At the opening session, the director of the center, General Nikolai Urakov, pledged to open the "curtain of secrecy" that enshrouded the 25-year-old complex and to dispel the "lack of trust" in its conversion from military to peaceful research.


Urakov said he wanted to expand cooperation with the United States, European nations and other countries that have forsworn germ weapons.


He said although the institute had shrunk by half, to 1,125 employees, and the lab had not overcome the economic crisis caused by the Soviet Union's collapse, the staff was stabilizing, and some scientists had even returned after working abroad or in business.


Western officials said international aid to Obolensk provided the means to employ more than half the scientists.


The U.S. assistance and other foreign aid, which is administered through an international group that audits grants to insure they are spent on designated research, has given more than $3.4 million to Obolensk. Only Vector, the country's other leading former germ warfare center, has received more assistance from the international group, the International Science and Technology Center. Vector once specialized in turning viruses into weapons.


On Tuesday, conference participants were given a tour of the complex and its infamous Building No. 1, an austere nine-story glass and metal structure where the most top secret weapons research was once conducted.


Roaming through the labs and chatting informally with their Russian counterparts in areas that were once off-limits to anyone not wearing special suits, the scientists discussed the research into peaceful goals, including tuberculosis, anthrax vaccines and molecular genetics.


Floyd Horn, director of the U.S. Department of Agriculture's Agricultural Research Service, called the quality of the presentations superb.


Scientific cooperation between Russian and American scientists would "clearly benefit both parties," he said.


Horn's agency is providing $325,000 this year for research into pig diseases, along with computer equipment that will give this center access to the American National Agricultural Library.


A Defense Department official said the meetings, the tour and the growing U.S. and international access "dispels the suspicion that Obolensk is still conducting offensive germ research."


Several conservative legislators and intelligence experts contend that Moscow is continuing to pursue such research. But a recent report by the U.S. General Accounting Office found no evidence of such research.


In interviews this week, Russian scientists said they were determined to relegate the past work in such areas to history. "We still are not permitted to discuss the past," a scientist said. "But we know our future lies in fighting the terrorism and diseases that threaten all mankind."

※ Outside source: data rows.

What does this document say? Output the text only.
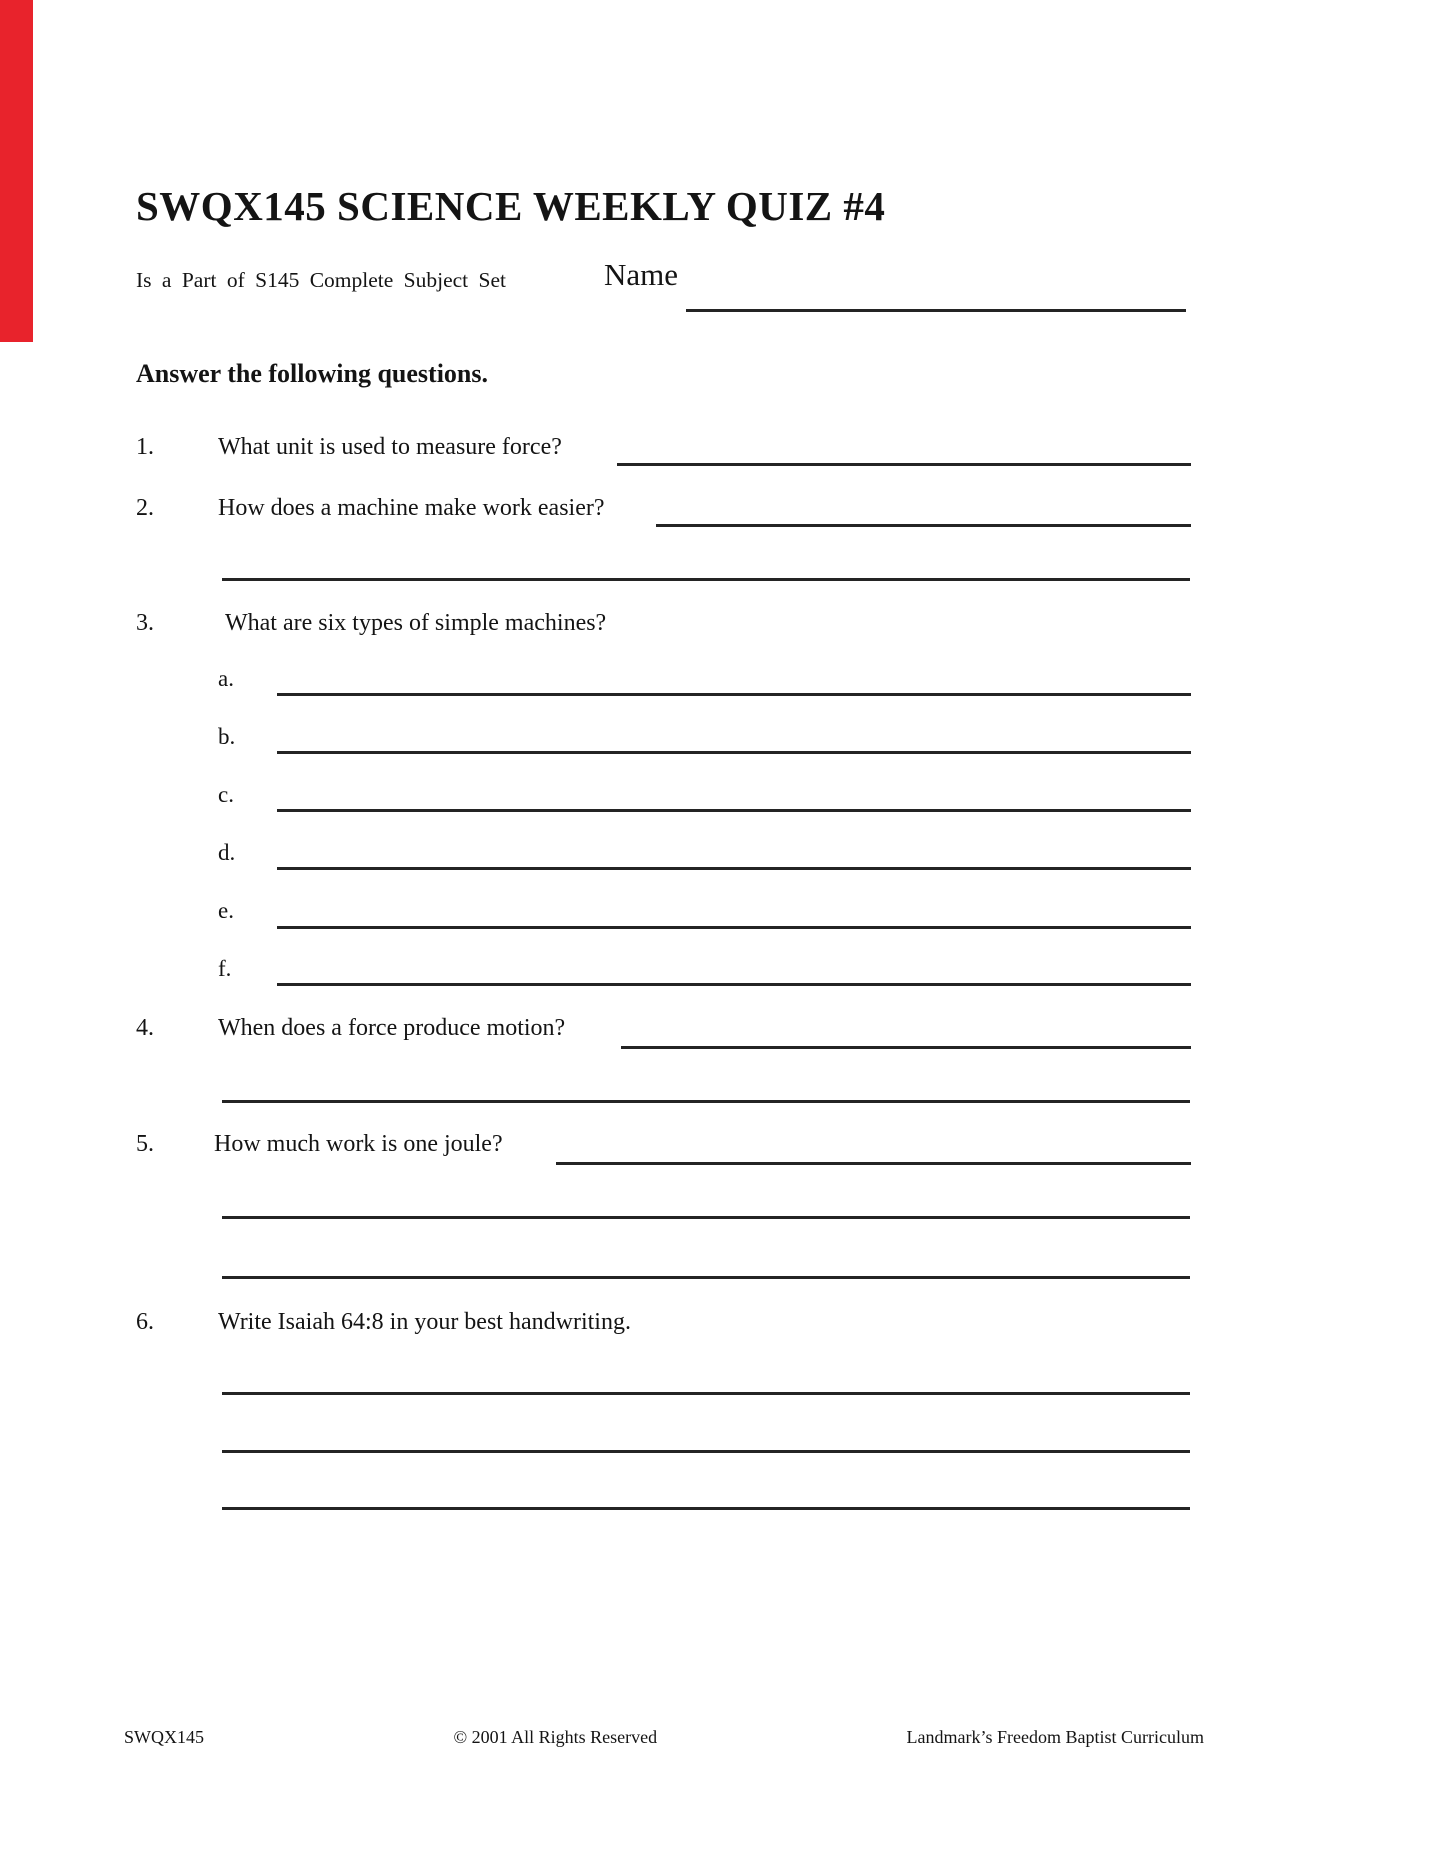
SWQX145 SCIENCE WEEKLY QUIZ #4
Is a Part of S145 Complete Subject Set	Name
Answer the following questions.
1.	What unit is used to measure force?
2.	How does a machine make work easier?
3.	What are six types of simple machines?
a.
b.
c.
d.
e.
f.
4.	When does a force produce motion?
5.	How much work is one joule?
6.	Write Isaiah 64:8 in your best handwriting.
SWQX145	© 2001 All Rights Reserved	Landmark’s Freedom Baptist Curriculum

Several scientists said privately they were delighted by their growing contacts with their Western counterparts and the end of the isolation that they had once endured as germ warriors.


Life remains difficult in Obolensk, where many top scientists, paid less than $100 a month, are required to have second jobs to make ends meet.


But many scientists said they were encouraged to remain in science not only by the prestige that such employment still brings in society, but also by new exchanges with American colleagues.